Substituting this value in equation 4, we get: (160 - y) + 7z = 300
Simplifying: 160 - y + 7z = 300
- y + 7z = 140 (equation 5)
Now, we have two equations:
- y + 7z = 140 (equation 5)
x + 7z = 300 (equation 4)
Let's solve this system of equations to find the values of x and z.
Subtract equation 5 from equation 4 to eliminate x:
(x + 7z) - (- y + 7z) = 300 - 140
Simplifying: x + 7z + y - 7z = 160
Combining like terms: x + y = 160 (equation 6)
Now we have two equations:
x + y = 160 (equation 6)
- y + 7z = 140 (equation 5)
From equation 6, we have x = 160 - y.
Substituting this value in equation 5, we get: - y + 7z = 140
Now, we have two equations:
- y + 7z = 140 (equation 5)
160 - y = 7z (equation 7)
Rearranging equation 7, we get: y = 160 - 7z.
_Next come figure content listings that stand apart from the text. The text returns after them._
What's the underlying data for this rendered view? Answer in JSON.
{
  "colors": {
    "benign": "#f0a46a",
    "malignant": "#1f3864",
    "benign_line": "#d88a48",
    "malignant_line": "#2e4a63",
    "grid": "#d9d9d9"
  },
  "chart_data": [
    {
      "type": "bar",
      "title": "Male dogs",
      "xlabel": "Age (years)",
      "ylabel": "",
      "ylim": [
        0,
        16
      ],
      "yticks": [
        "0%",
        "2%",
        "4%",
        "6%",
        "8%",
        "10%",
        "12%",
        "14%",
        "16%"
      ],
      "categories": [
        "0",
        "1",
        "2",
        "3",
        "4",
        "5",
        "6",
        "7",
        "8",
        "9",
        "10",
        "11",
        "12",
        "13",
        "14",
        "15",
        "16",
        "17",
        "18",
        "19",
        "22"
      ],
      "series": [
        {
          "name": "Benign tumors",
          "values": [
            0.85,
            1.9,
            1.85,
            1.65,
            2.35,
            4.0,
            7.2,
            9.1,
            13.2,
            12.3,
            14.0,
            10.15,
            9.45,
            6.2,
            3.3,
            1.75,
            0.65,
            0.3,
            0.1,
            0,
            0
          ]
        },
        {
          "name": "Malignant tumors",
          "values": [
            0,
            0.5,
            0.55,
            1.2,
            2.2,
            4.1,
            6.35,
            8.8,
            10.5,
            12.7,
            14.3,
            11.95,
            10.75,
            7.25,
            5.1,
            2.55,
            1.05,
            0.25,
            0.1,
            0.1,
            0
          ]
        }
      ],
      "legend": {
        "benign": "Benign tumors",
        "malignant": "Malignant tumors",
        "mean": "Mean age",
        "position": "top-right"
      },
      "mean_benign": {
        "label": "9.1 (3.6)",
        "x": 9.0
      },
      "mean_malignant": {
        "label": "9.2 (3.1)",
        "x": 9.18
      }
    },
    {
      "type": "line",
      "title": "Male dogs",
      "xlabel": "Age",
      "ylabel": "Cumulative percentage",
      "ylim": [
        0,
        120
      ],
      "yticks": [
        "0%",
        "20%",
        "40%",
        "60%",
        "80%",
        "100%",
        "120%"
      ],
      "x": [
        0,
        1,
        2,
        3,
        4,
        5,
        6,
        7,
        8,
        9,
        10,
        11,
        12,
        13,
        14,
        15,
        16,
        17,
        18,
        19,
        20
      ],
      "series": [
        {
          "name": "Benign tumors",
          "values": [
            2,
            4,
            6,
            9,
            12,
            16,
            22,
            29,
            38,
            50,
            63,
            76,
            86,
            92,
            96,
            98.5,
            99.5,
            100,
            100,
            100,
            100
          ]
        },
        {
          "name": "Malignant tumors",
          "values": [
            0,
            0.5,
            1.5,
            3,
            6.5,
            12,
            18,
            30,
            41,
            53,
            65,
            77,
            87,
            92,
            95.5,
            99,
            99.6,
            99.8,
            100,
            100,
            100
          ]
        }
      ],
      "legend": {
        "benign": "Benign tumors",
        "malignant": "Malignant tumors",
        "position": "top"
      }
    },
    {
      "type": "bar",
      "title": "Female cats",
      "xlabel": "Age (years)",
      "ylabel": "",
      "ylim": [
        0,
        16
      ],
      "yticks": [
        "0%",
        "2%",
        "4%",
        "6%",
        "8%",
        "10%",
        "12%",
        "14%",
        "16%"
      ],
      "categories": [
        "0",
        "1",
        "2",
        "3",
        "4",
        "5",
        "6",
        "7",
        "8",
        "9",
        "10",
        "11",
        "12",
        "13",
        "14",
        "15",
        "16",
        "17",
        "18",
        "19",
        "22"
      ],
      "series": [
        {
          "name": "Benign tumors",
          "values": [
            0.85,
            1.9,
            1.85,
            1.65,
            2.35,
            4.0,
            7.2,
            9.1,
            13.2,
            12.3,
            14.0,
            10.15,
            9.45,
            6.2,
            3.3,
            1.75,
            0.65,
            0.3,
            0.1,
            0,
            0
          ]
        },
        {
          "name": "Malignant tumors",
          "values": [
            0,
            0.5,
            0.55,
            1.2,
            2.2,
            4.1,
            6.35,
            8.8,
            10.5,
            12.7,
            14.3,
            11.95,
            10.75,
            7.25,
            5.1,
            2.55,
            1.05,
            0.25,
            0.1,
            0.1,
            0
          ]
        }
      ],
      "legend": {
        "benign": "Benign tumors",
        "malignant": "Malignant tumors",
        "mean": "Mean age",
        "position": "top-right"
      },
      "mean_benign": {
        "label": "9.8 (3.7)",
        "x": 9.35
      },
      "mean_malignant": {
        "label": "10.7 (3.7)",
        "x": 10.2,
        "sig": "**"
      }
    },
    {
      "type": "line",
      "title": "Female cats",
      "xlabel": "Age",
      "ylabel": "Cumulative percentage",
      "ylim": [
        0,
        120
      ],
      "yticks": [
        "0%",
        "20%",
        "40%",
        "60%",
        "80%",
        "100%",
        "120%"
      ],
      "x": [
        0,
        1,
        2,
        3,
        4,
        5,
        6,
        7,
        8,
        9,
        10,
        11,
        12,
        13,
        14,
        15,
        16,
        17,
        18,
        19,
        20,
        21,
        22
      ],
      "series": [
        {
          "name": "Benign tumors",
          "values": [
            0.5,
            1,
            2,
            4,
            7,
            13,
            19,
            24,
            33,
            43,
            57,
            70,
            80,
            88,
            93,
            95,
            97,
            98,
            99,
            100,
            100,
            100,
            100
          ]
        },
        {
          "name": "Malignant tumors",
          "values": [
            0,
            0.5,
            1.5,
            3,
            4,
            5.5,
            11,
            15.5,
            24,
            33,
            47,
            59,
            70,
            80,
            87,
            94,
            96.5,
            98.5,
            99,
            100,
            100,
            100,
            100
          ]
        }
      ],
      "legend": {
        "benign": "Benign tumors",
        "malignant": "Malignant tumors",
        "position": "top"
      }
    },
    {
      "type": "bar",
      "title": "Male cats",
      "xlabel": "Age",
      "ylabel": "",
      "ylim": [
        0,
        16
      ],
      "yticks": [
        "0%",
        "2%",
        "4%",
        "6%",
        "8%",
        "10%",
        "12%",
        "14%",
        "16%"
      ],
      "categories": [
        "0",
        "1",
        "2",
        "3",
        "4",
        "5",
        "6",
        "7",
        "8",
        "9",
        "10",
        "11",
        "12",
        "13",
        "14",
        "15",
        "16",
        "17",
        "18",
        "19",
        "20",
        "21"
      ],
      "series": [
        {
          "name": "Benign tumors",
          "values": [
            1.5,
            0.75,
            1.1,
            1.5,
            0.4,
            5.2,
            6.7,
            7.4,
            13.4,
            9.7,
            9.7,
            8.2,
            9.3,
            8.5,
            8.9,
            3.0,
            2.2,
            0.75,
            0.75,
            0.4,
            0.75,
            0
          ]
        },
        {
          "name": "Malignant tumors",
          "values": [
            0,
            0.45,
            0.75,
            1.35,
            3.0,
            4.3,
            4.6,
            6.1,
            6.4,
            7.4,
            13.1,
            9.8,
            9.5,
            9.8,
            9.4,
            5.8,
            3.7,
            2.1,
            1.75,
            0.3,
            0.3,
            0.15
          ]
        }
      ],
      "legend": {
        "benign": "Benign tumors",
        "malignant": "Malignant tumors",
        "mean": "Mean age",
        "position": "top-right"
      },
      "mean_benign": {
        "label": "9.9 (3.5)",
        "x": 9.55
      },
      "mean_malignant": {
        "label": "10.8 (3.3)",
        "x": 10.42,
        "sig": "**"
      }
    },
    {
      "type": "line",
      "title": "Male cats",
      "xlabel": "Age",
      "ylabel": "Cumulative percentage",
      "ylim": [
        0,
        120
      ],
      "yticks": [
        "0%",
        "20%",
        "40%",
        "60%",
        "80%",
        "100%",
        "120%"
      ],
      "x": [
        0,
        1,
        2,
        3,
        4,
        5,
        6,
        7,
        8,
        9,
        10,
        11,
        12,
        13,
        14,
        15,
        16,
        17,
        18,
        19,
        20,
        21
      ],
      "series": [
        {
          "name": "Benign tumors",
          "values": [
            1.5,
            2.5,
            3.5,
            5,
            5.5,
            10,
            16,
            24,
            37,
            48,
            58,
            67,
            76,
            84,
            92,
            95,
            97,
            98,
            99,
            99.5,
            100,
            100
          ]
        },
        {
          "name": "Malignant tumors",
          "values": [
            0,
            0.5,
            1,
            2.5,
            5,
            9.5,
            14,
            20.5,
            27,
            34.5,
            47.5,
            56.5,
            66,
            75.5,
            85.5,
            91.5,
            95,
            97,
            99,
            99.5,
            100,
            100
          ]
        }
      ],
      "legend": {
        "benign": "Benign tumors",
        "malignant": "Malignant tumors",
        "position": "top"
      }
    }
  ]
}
Now we have two equations:
- y + 7z = 140 (equation 5)
y = 160 - 7z (equation 7)
Substituting equation 7 into equation 5, we have: -(160 - 7z) + 7z = 140
Simplifying: -160 + 7z + 7z = 140
14z = 300
Dividing by 14 on both sides, we get: z = 300/14
Simplifying: z = 21.4285714
Since z represents the number of ₹5 coins, we cannot have a fraction of a coin. Therefore, z should be a whole number. But 21.4285714 is not a whole number.
Hence, this problem does not have a feasible solution.